Les trois piliers de la nouvelle mandature

Dès les premiers jours du nouveau gouvernement, les engagements de François Hollande qui pouvaient l’être ont été tenus. Ils nous paraissent même aujourd’hui comme autant d'évidences dans le cadre d'une démocratie moderne : parité entre femmes et hommes au sein du gouvernement, présence de Français issus de la diversité, non-cumul des mandats, modération du train de vie de l’exécutif, transparence dans les affaires troubles du quinquennat précédent. Autant d’acquis historiques dans lesquels nos enfants verront sans doute les premiers fruits de la nouvelle présidence.

Certes, le gouvernement est confronté à une feuille de route complexe et un environnement global tendu. Des moments difficiles à surmonter surviendront inévitablement. Aussi l’exemplarité n’est pas qu’une option, mais un impérieux devoir. Un renforcement incessant de nos standards démocratiques est plus que jamais nécessaire. L’audace doit en être la colonne vertébrale.

La prochaine échéance, celle des élections législatives, pourrait constituer pour nos adversaires une aubaine. Eux qui ont négligé la parité, eux dont le bilan de la lutte contre les inégalités est calamiteux, pourraient s’approprier la vedette médiatique en portant à l’Assemblée Nationale le premier député porteur de handicap. Le domaine précisément où nous n’avons pas su faire preuve d’assez d’initiative et d’action concrète. Une avancée et un symbole pour les millions de nos concitoyens en situation de handicap, et pour tout le peuple de gauche ce qui pourrait bien devenir un cap que nous avons manqué.
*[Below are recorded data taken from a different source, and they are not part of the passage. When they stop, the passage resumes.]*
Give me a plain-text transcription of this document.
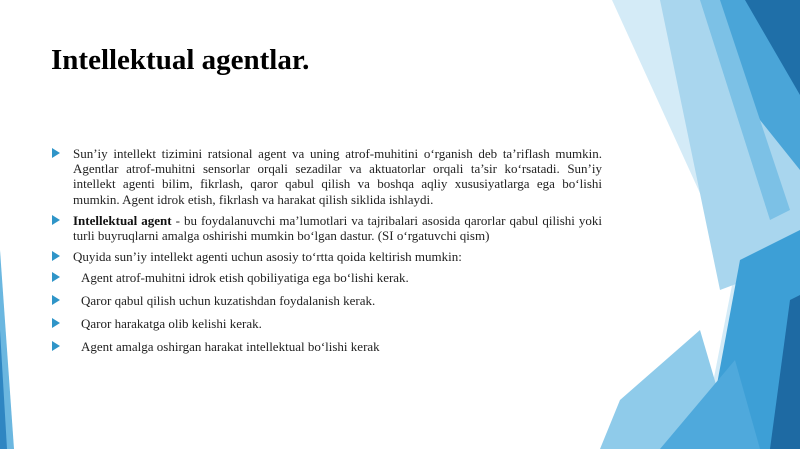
Intellektual agentlar.
Sun’iy intellekt tizimini ratsional agent va uning atrof-muhitini o‘rganish deb ta’riflash mumkin. Agentlar atrof-muhitni sensorlar orqali sezadilar va aktuatorlar orqali ta’sir ko‘rsatadi. Sun’iy intellekt agenti bilim, fikrlash, qaror qabul qilish va boshqa aqliy xususiyatlarga ega bo‘lishi mumkin. Agent idrok etish, fikrlash va harakat qilish siklida ishlaydi.
Intellektual agent - bu foydalanuvchi ma’lumotlari va tajribalari asosida qarorlar qabul qilishi yoki turli buyruqlarni amalga oshirishi mumkin bo‘lgan dastur. (SI o‘rgatuvchi qism)
Quyida sun’iy intellekt agenti uchun asosiy to‘rtta qoida keltirish mumkin:
Agent atrof-muhitni idrok etish qobiliyatiga ega bo‘lishi kerak.
Qaror qabul qilish uchun kuzatishdan foydalanish kerak.
Qaror harakatga olib kelishi kerak.
Agent amalga oshirgan harakat intellektual bo‘lishi kerak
A moyen terme la composition du gouvernement, à effectifs constants, pourrait encore davantage être rapprochée des attentes de nos concitoyens. Et bénéficier d’une efficacité nouvelle en faisant tourner les effectifs. Dans bien d’autres pays avancés, on aurait ainsi préféré un Manuel Valls au Ministère des Droits des femmes, et Najat Vallaud-Belkacem à l’Intérieur. Un pôle social plus paritaire, et des ministères régaliens féminisés. Autant de mesures aisées à mettre en œuvre, mais dont la portée irait au-delà d’un simple remaniement.

Et enfin, dès à présent, avant même les élections parlementaires, nous avons un devoir de transparence. Les députés de la nouvelle Assemblée suivront un code de déontologie, qui prévoit entre autres une obligation de déclaration des cadeaux reçus et des activités professionnelles parallèles. Nous devons aller encore plus loin. Un engagement clair doit À mon sens être pris par exemple sur l’usage des fonds dévolus à chaque parlementaire, avec publication des notes de frais, comme c’est le cas chez beaucoup de nos voisins. Des sanctions doivent être prévues en cas de manquement ou de contournement des règles. L’Assemblée Nationale serait ainsi, dès le premier jour suivant son élection, elle aussi porteuse d’un âge nouveau.

L’ambition démocratique qui est la nôtre n’est plus un objectif hors de portée. Il nous est désormais possible de l’atteindre. De même que, face à l'histoire, tout manquement ne saurait plus être que de notre responsabilité.